As a web developer I get it, testing against a bunch of different browsers is more work. Hard to justify the effort when there is this great, cutting edge browser pumping out features. One already used by a near super majority in the most lucrative markets. Even many of its most popular competitors are using it as a foundation for compatibility. And marketing too may see value in targeting Google’s Chrome browser.
Yet the reality is that unnecessarily straying from web standards, neglecting testing against other browsers, or delivering different experiences by browser ultimately pushes alternative users further and further away. This tyranny of the majority and exploiting “valuable signals” adds more roadblocks in front of those who are—or try to be—different.

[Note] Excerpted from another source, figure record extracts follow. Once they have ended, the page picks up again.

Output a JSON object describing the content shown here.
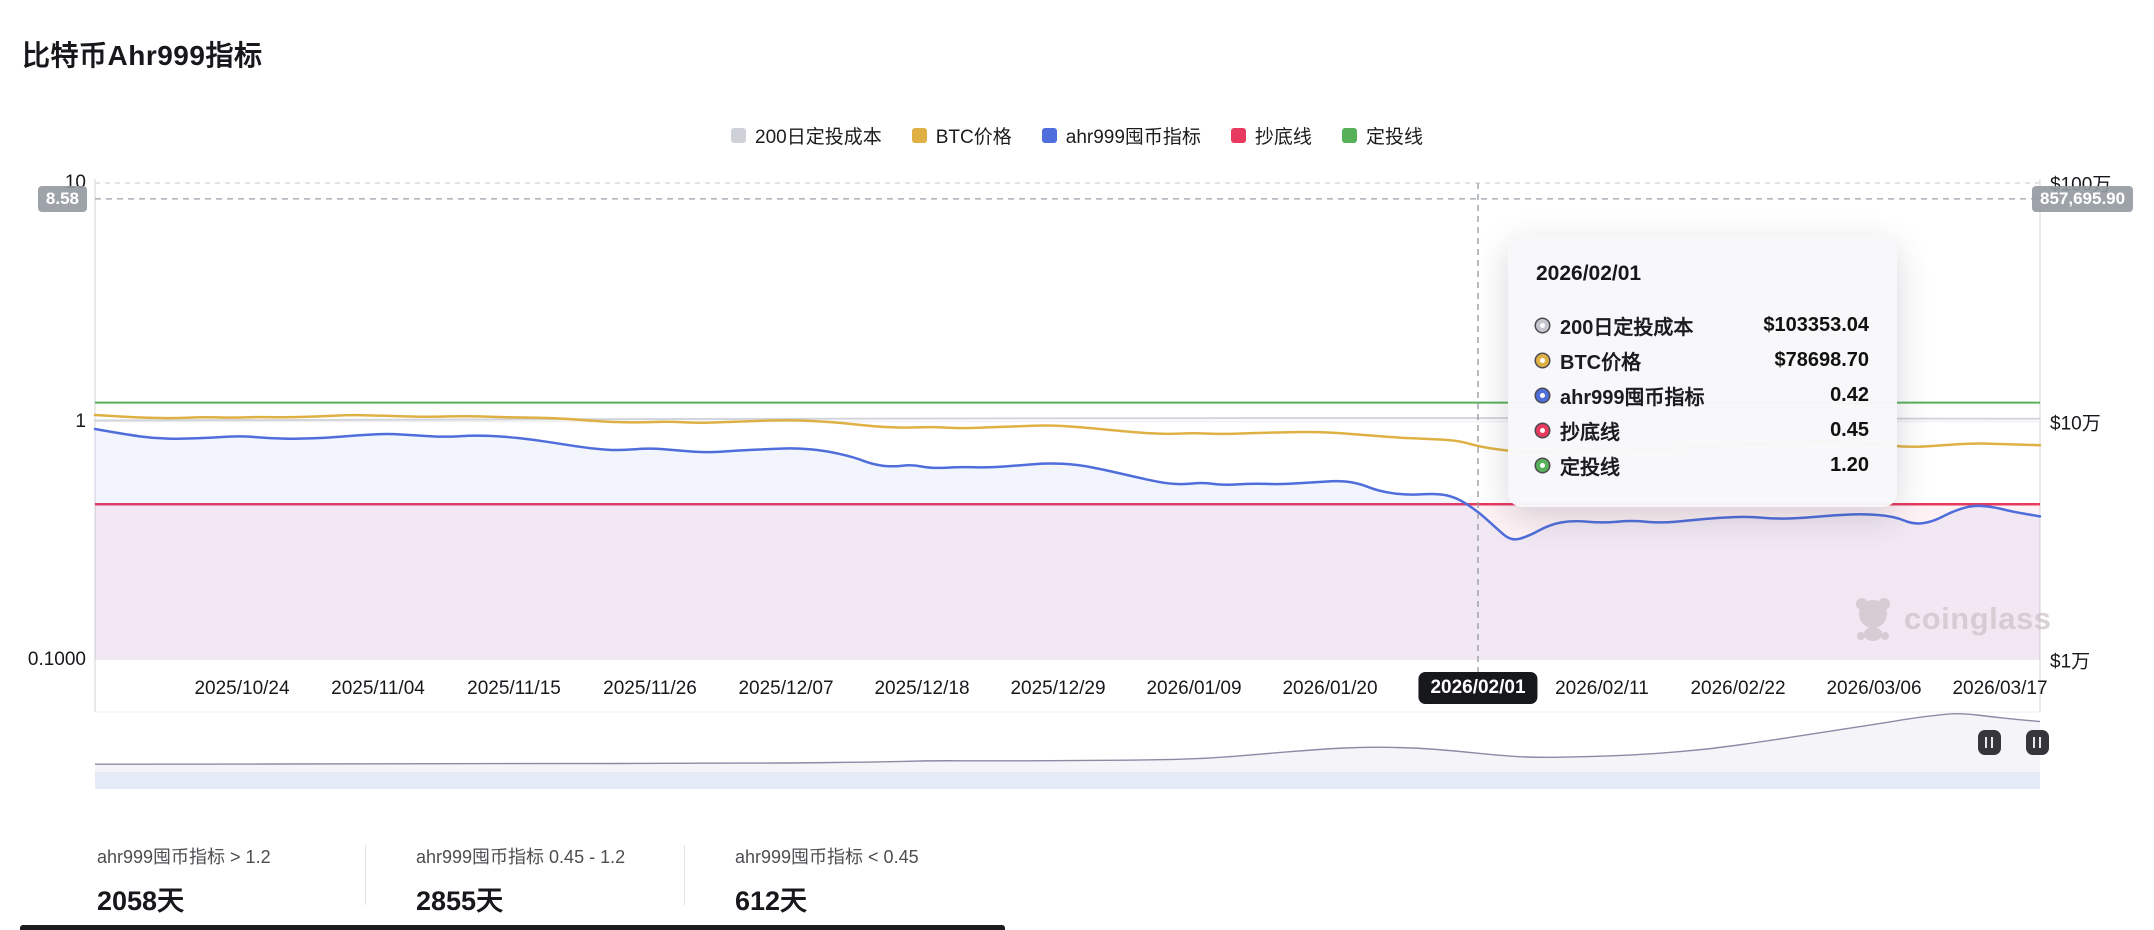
{
  "page": {
    "title": "比特币Ahr999指标"
  },
  "legend": {
    "items": [
      {
        "label": "200日定投成本",
        "color": "#ced1d7"
      },
      {
        "label": "BTC价格",
        "color": "#dfb145"
      },
      {
        "label": "ahr999囤币指标",
        "color": "#4f6edb"
      },
      {
        "label": "抄底线",
        "color": "#e8395f"
      },
      {
        "label": "定投线",
        "color": "#56b159"
      }
    ]
  },
  "tooltip": {
    "date": "2026/02/01",
    "rows": [
      {
        "label": "200日定投成本",
        "value": "$103353.04",
        "color": "#c3c6cc"
      },
      {
        "label": "BTC价格",
        "value": "$78698.70",
        "color": "#dfb145"
      },
      {
        "label": "ahr999囤币指标",
        "value": "0.42",
        "color": "#4f6edb"
      },
      {
        "label": "抄底线",
        "value": "0.45",
        "color": "#e8395f"
      },
      {
        "label": "定投线",
        "value": "1.20",
        "color": "#56b159"
      }
    ]
  },
  "crosshair": {
    "t": 0.71105,
    "y_value": 8.58,
    "left_badge": "8.58",
    "right_badge": "857,695.90",
    "date_badge": "2026/02/01"
  },
  "stats": [
    {
      "label": "ahr999囤币指标 > 1.2",
      "value": "2058天"
    },
    {
      "label": "ahr999囤币指标 0.45 - 1.2",
      "value": "2855天"
    },
    {
      "label": "ahr999囤币指标 < 0.45",
      "value": "612天"
    }
  ],
  "watermark": {
    "text": "coinglass"
  },
  "chart_data": {
    "type": "line",
    "title": "比特币Ahr999指标",
    "grid": true,
    "legend_position": "top-center",
    "y_axis_left": {
      "scale": "log",
      "range": [
        0.1,
        10
      ],
      "ticks": [
        {
          "v": 10,
          "label": "10"
        },
        {
          "v": 1,
          "label": "1"
        },
        {
          "v": 0.1,
          "label": "0.1000"
        }
      ]
    },
    "y_axis_right": {
      "scale": "log",
      "range": [
        10000,
        1000000
      ],
      "ticks": [
        {
          "v": 1000000,
          "label": "$100万"
        },
        {
          "v": 100000,
          "label": "$10万"
        },
        {
          "v": 10000,
          "label": "$1万"
        }
      ]
    },
    "x_ticks": [
      {
        "label": "2025/10/24",
        "pos": 0.07558
      },
      {
        "label": "2025/11/04",
        "pos": 0.1455
      },
      {
        "label": "2025/11/15",
        "pos": 0.21542
      },
      {
        "label": "2025/11/26",
        "pos": 0.28535
      },
      {
        "label": "2025/12/07",
        "pos": 0.35527
      },
      {
        "label": "2025/12/18",
        "pos": 0.42519
      },
      {
        "label": "2025/12/29",
        "pos": 0.49512
      },
      {
        "label": "2026/01/09",
        "pos": 0.56504
      },
      {
        "label": "2026/01/20",
        "pos": 0.63496
      },
      {
        "label": "2026/02/01",
        "pos": 0.71105,
        "highlight": true
      },
      {
        "label": "2026/02/11",
        "pos": 0.77478
      },
      {
        "label": "2026/02/22",
        "pos": 0.84473
      },
      {
        "label": "2026/03/06",
        "pos": 0.91465
      },
      {
        "label": "2026/03/17",
        "pos": 0.97943
      }
    ],
    "series": [
      {
        "name": "定投线",
        "axis": "left",
        "color": "#56b159",
        "width": 2,
        "const": 1.2
      },
      {
        "name": "抄底线",
        "axis": "left",
        "color": "#e8395f",
        "width": 2.5,
        "const": 0.45,
        "fill_below": "rgba(236,64,112,0.07)"
      },
      {
        "name": "200日定投成本",
        "axis": "right",
        "color": "#d2d5db",
        "width": 2,
        "points": [
          [
            0,
            101000
          ],
          [
            0.15,
            101800
          ],
          [
            0.3,
            102500
          ],
          [
            0.45,
            103000
          ],
          [
            0.6,
            103300
          ],
          [
            0.711,
            103353
          ],
          [
            0.85,
            103100
          ],
          [
            1,
            102600
          ]
        ]
      },
      {
        "name": "BTC价格",
        "axis": "right",
        "color": "#dfb145",
        "width": 2.5,
        "points": [
          [
            0,
            106500
          ],
          [
            0.02,
            104000
          ],
          [
            0.04,
            103000
          ],
          [
            0.055,
            104500
          ],
          [
            0.07,
            103500
          ],
          [
            0.085,
            104500
          ],
          [
            0.1,
            104000
          ],
          [
            0.115,
            105000
          ],
          [
            0.13,
            106500
          ],
          [
            0.145,
            106000
          ],
          [
            0.16,
            105000
          ],
          [
            0.175,
            104500
          ],
          [
            0.19,
            105500
          ],
          [
            0.205,
            104500
          ],
          [
            0.22,
            104000
          ],
          [
            0.235,
            103500
          ],
          [
            0.25,
            101500
          ],
          [
            0.265,
            99500
          ],
          [
            0.28,
            99000
          ],
          [
            0.295,
            100000
          ],
          [
            0.31,
            98500
          ],
          [
            0.325,
            99500
          ],
          [
            0.34,
            100500
          ],
          [
            0.355,
            101500
          ],
          [
            0.37,
            100500
          ],
          [
            0.385,
            98500
          ],
          [
            0.4,
            95500
          ],
          [
            0.415,
            94000
          ],
          [
            0.43,
            95000
          ],
          [
            0.445,
            93500
          ],
          [
            0.46,
            94500
          ],
          [
            0.475,
            95500
          ],
          [
            0.49,
            96500
          ],
          [
            0.505,
            95000
          ],
          [
            0.52,
            92500
          ],
          [
            0.535,
            90000
          ],
          [
            0.55,
            88500
          ],
          [
            0.565,
            89500
          ],
          [
            0.58,
            88500
          ],
          [
            0.595,
            89500
          ],
          [
            0.61,
            90000
          ],
          [
            0.625,
            90500
          ],
          [
            0.64,
            89500
          ],
          [
            0.655,
            87500
          ],
          [
            0.67,
            85500
          ],
          [
            0.685,
            84500
          ],
          [
            0.7,
            83500
          ],
          [
            0.711,
            78699
          ],
          [
            0.725,
            75500
          ],
          [
            0.74,
            74000
          ],
          [
            0.755,
            75500
          ],
          [
            0.77,
            76500
          ],
          [
            0.785,
            75500
          ],
          [
            0.8,
            76500
          ],
          [
            0.815,
            77500
          ],
          [
            0.83,
            78500
          ],
          [
            0.845,
            80000
          ],
          [
            0.86,
            81000
          ],
          [
            0.875,
            82000
          ],
          [
            0.89,
            82500
          ],
          [
            0.905,
            81500
          ],
          [
            0.92,
            79500
          ],
          [
            0.935,
            78000
          ],
          [
            0.95,
            79500
          ],
          [
            0.965,
            81000
          ],
          [
            0.98,
            80500
          ],
          [
            1,
            79500
          ]
        ]
      },
      {
        "name": "ahr999囤币指标",
        "axis": "left",
        "color": "#4f6edb",
        "width": 2.5,
        "fill_below": "rgba(90,120,220,0.07)",
        "points": [
          [
            0,
            0.93
          ],
          [
            0.015,
            0.885
          ],
          [
            0.03,
            0.85
          ],
          [
            0.045,
            0.845
          ],
          [
            0.06,
            0.855
          ],
          [
            0.075,
            0.87
          ],
          [
            0.09,
            0.85
          ],
          [
            0.105,
            0.845
          ],
          [
            0.12,
            0.855
          ],
          [
            0.135,
            0.875
          ],
          [
            0.15,
            0.89
          ],
          [
            0.165,
            0.875
          ],
          [
            0.18,
            0.86
          ],
          [
            0.195,
            0.875
          ],
          [
            0.21,
            0.865
          ],
          [
            0.225,
            0.84
          ],
          [
            0.24,
            0.805
          ],
          [
            0.255,
            0.77
          ],
          [
            0.27,
            0.755
          ],
          [
            0.285,
            0.775
          ],
          [
            0.3,
            0.755
          ],
          [
            0.315,
            0.74
          ],
          [
            0.33,
            0.755
          ],
          [
            0.345,
            0.765
          ],
          [
            0.36,
            0.775
          ],
          [
            0.375,
            0.755
          ],
          [
            0.39,
            0.71
          ],
          [
            0.4,
            0.66
          ],
          [
            0.41,
            0.645
          ],
          [
            0.42,
            0.66
          ],
          [
            0.43,
            0.635
          ],
          [
            0.445,
            0.645
          ],
          [
            0.46,
            0.64
          ],
          [
            0.475,
            0.655
          ],
          [
            0.49,
            0.67
          ],
          [
            0.505,
            0.66
          ],
          [
            0.52,
            0.625
          ],
          [
            0.535,
            0.585
          ],
          [
            0.55,
            0.55
          ],
          [
            0.56,
            0.545
          ],
          [
            0.57,
            0.555
          ],
          [
            0.58,
            0.54
          ],
          [
            0.595,
            0.55
          ],
          [
            0.61,
            0.545
          ],
          [
            0.625,
            0.555
          ],
          [
            0.64,
            0.565
          ],
          [
            0.65,
            0.55
          ],
          [
            0.66,
            0.51
          ],
          [
            0.675,
            0.49
          ],
          [
            0.69,
            0.5
          ],
          [
            0.7,
            0.48
          ],
          [
            0.711,
            0.42
          ],
          [
            0.72,
            0.36
          ],
          [
            0.728,
            0.315
          ],
          [
            0.737,
            0.33
          ],
          [
            0.748,
            0.37
          ],
          [
            0.76,
            0.385
          ],
          [
            0.775,
            0.375
          ],
          [
            0.79,
            0.385
          ],
          [
            0.805,
            0.375
          ],
          [
            0.82,
            0.385
          ],
          [
            0.835,
            0.395
          ],
          [
            0.85,
            0.4
          ],
          [
            0.865,
            0.39
          ],
          [
            0.88,
            0.395
          ],
          [
            0.895,
            0.405
          ],
          [
            0.91,
            0.41
          ],
          [
            0.925,
            0.4
          ],
          [
            0.935,
            0.37
          ],
          [
            0.945,
            0.38
          ],
          [
            0.955,
            0.42
          ],
          [
            0.965,
            0.445
          ],
          [
            0.975,
            0.44
          ],
          [
            0.985,
            0.42
          ],
          [
            1,
            0.4
          ]
        ]
      }
    ],
    "tooltip_point": {
      "date": "2026/02/01",
      "200日定投成本": 103353.04,
      "BTC价格": 78698.7,
      "ahr999囤币指标": 0.42,
      "抄底线": 0.45,
      "定投线": 1.2
    },
    "navigator": {
      "color": "#8d8aa6",
      "points": [
        [
          0,
          0.13
        ],
        [
          0.06,
          0.13
        ],
        [
          0.12,
          0.135
        ],
        [
          0.18,
          0.14
        ],
        [
          0.24,
          0.14
        ],
        [
          0.3,
          0.145
        ],
        [
          0.36,
          0.15
        ],
        [
          0.4,
          0.165
        ],
        [
          0.43,
          0.19
        ],
        [
          0.46,
          0.185
        ],
        [
          0.5,
          0.19
        ],
        [
          0.54,
          0.2
        ],
        [
          0.57,
          0.22
        ],
        [
          0.6,
          0.3
        ],
        [
          0.63,
          0.38
        ],
        [
          0.655,
          0.42
        ],
        [
          0.68,
          0.4
        ],
        [
          0.7,
          0.35
        ],
        [
          0.72,
          0.28
        ],
        [
          0.74,
          0.24
        ],
        [
          0.76,
          0.25
        ],
        [
          0.78,
          0.27
        ],
        [
          0.8,
          0.3
        ],
        [
          0.83,
          0.38
        ],
        [
          0.86,
          0.52
        ],
        [
          0.88,
          0.62
        ],
        [
          0.9,
          0.72
        ],
        [
          0.92,
          0.82
        ],
        [
          0.935,
          0.9
        ],
        [
          0.95,
          0.96
        ],
        [
          0.96,
          0.98
        ],
        [
          0.975,
          0.92
        ],
        [
          0.99,
          0.87
        ],
        [
          1,
          0.84
        ]
      ],
      "handles": [
        0.974,
        0.9985
      ]
    }
  }
}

As a user of an alternative browser myself it’s tiring getting opaque error messages, blank pages, or broken forms when all I want to do is some light reading and occasionally submit something. Switching to the dominant / ordained browser often reveals an easier flow, extra options, or an otherwise problem-free experience. But I don’t want to go back to a browser mono-culture.
One of the original aspirations in the web’s early days was that it enabled connecting people who were different or marginalized. A place where one could interact without being instantly judged by superficial qualities, a place outside the sameness bubble. Even if it’s just a small choice like using and supporting a different browser, let’s strive to fulfill that vision of diversity and inclusion.